Di malam hari Eugene akan berteriak, dan ketika orang tuanya berlari ke kamar, mereka akan menemukan furnitur terguling dan Eugene di tempat tidur, terelihat sangat takut, memberitahu mereka bahwa "Robert telah berhasil!".
Hingga Eugene dewasa, menjadi seniman, dan akhirnya meninggal pada tahun 1974, boneka itu tertinggal di loteng sampai rumah itu dibeli lagi. Keluarga baru termasuk seorang gadis berusia sepuluh tahun, yang menjadi pemilik baru Robert. Tak lama sebelum gadis itu mulai berteriak di malam hari, mengklaim bahwa Robert pindah sekitar ruangan dan bahkan berusaha untuk menyerangnya berkali-kali.

Akhirnya boneka Robert dipindahkan menjadi koleksi Fort East Martello Museum. Kabarnya, kejadian mengerikan itu terus berlanjut sampai museum tempat tinggal Robert sekarang. Termasuk kisah yang beredar agar tak sembarangan mengambil foto Robert, atau ia akan marah.

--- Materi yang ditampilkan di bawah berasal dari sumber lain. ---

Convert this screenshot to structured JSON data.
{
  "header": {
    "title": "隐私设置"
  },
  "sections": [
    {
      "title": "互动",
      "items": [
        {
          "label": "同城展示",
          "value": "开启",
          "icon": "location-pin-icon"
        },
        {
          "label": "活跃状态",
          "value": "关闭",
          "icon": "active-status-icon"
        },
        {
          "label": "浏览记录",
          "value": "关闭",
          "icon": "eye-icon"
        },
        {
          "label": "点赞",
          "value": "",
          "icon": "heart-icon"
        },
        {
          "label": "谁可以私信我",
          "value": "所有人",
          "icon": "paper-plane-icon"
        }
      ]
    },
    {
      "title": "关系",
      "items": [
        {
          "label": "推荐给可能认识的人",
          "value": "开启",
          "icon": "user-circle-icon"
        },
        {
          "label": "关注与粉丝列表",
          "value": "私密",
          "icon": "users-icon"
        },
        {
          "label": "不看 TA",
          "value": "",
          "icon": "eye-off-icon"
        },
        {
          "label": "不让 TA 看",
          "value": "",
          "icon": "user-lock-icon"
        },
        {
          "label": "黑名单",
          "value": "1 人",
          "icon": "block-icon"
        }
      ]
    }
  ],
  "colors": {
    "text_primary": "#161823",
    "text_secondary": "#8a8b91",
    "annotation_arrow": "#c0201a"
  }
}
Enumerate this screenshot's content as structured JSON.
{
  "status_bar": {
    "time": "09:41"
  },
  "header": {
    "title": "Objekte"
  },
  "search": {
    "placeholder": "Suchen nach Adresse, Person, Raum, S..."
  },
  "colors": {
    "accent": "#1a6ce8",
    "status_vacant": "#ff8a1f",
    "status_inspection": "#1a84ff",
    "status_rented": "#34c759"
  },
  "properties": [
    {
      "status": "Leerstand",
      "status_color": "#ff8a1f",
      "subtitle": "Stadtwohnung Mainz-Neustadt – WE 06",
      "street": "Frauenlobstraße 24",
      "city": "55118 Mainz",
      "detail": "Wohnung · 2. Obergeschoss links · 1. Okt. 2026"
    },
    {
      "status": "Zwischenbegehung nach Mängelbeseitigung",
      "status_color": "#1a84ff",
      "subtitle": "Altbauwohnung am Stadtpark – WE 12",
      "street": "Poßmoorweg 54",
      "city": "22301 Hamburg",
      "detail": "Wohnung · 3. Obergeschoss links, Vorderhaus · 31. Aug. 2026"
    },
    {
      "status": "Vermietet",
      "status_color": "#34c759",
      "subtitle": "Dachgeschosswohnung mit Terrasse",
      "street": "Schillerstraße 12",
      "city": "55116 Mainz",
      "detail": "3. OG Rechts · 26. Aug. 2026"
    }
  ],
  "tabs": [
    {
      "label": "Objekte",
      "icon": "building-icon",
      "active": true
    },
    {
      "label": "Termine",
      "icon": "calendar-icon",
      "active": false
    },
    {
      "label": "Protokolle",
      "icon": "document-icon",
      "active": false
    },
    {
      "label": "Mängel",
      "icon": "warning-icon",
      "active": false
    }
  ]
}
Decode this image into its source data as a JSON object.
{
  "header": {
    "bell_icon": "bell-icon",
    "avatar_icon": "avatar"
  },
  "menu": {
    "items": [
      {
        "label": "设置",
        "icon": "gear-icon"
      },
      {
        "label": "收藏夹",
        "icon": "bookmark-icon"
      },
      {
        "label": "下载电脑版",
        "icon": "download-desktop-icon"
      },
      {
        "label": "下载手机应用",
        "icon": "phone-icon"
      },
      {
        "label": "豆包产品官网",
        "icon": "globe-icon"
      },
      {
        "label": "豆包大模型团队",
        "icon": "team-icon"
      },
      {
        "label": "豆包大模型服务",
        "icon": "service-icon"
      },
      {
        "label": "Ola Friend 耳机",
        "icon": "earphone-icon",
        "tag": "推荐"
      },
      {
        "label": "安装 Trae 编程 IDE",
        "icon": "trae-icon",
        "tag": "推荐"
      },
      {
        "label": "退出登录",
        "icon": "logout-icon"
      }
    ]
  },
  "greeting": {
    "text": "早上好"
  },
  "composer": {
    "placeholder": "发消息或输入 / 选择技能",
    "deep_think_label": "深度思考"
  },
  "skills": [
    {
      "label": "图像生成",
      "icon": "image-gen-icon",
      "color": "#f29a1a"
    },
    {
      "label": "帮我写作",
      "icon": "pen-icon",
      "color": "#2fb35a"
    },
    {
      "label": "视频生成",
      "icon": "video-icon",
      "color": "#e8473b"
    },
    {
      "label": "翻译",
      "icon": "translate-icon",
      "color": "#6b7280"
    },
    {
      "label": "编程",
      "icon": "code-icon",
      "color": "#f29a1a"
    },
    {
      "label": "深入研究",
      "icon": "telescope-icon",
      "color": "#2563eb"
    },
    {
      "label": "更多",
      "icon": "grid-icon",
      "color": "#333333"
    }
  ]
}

Dalam etalase tempat Robert dipajang, berserak surat dari beberapa pengunjung yang merasakan seramnya Robert. Salah satu isi suratnya seperti ini:
Sejak kunjungan kami ke museum, kami banyak dirundung kemalangan.

Saya mengalami sakit gigi yang awalnya jarang terjadi. Dua hari kemudian, angin topan menyerang dan kami harus dievakuasi dari pulau tempat kami berlibur. Adik ipar saya juga terkena masalah pada kesehatannya.

Ipar saya ini tinggal di Clearwater. Setelah banyak masalah yang kami alami selama liburan, akhirnya ia kembali ke rumah... hanya untuk mengalami kejadian harus dievakuasi lagi dari rumahnya. Ia membawa dua kucingnya menuju rumah orang tuanya di Winter Haven dan berakhir buruk karena diserang badai lagi. Keluarga tersebut mengalami dua hari tanpa listrik.

Saat saya tiba di Miami untuk pulang ke Indianapolis, pesawat yang kami tumpangi rusak. Hari berikutnya, saat tiba di Indiana, saya pergi ke dokter gigi. Ternyata gigi ini sudah bengkak hingga harus dirawat hingga akarnya.

Semalam kami megalami badai petir. Rumah kami dihantam kilat - tidak cuma sekali, tapi DUA KALI! Kami mencabut semua aliran listrik, tapi terlambat. 3 pesawat TV rusak berikut cakram satelit (parabola).

Tolong sampaikan ke Robert kalau kami tak bermaksud membuatnya marah dan kami mohon maaf bila kami telah melakukannya. Fotonya tidak mendatangkan kebaikan, walau terlihat ia duduk manis untuk saya. Maukah ia mengambilnya kembali?

Cindy Lye.
Entah, apakah surat ini benar terjadi. Barbara Weibel, blogger yang juga mengambil foto Robert dan menceritakan isi surat di atas tak melaporkan bencana seperti yang dialami Cindy Lye.

Atau mungkinkah Barbara lebih berhati-hati agar Robert tak marah. Ia sempat melihat seekor kucing yang melintas di dalam museum. Begitu menatap etalase tempat Robert dipajang, kucing itu terlihat takut dan menjauh, tak berani mendekati sang boneka pelaut terkutuk.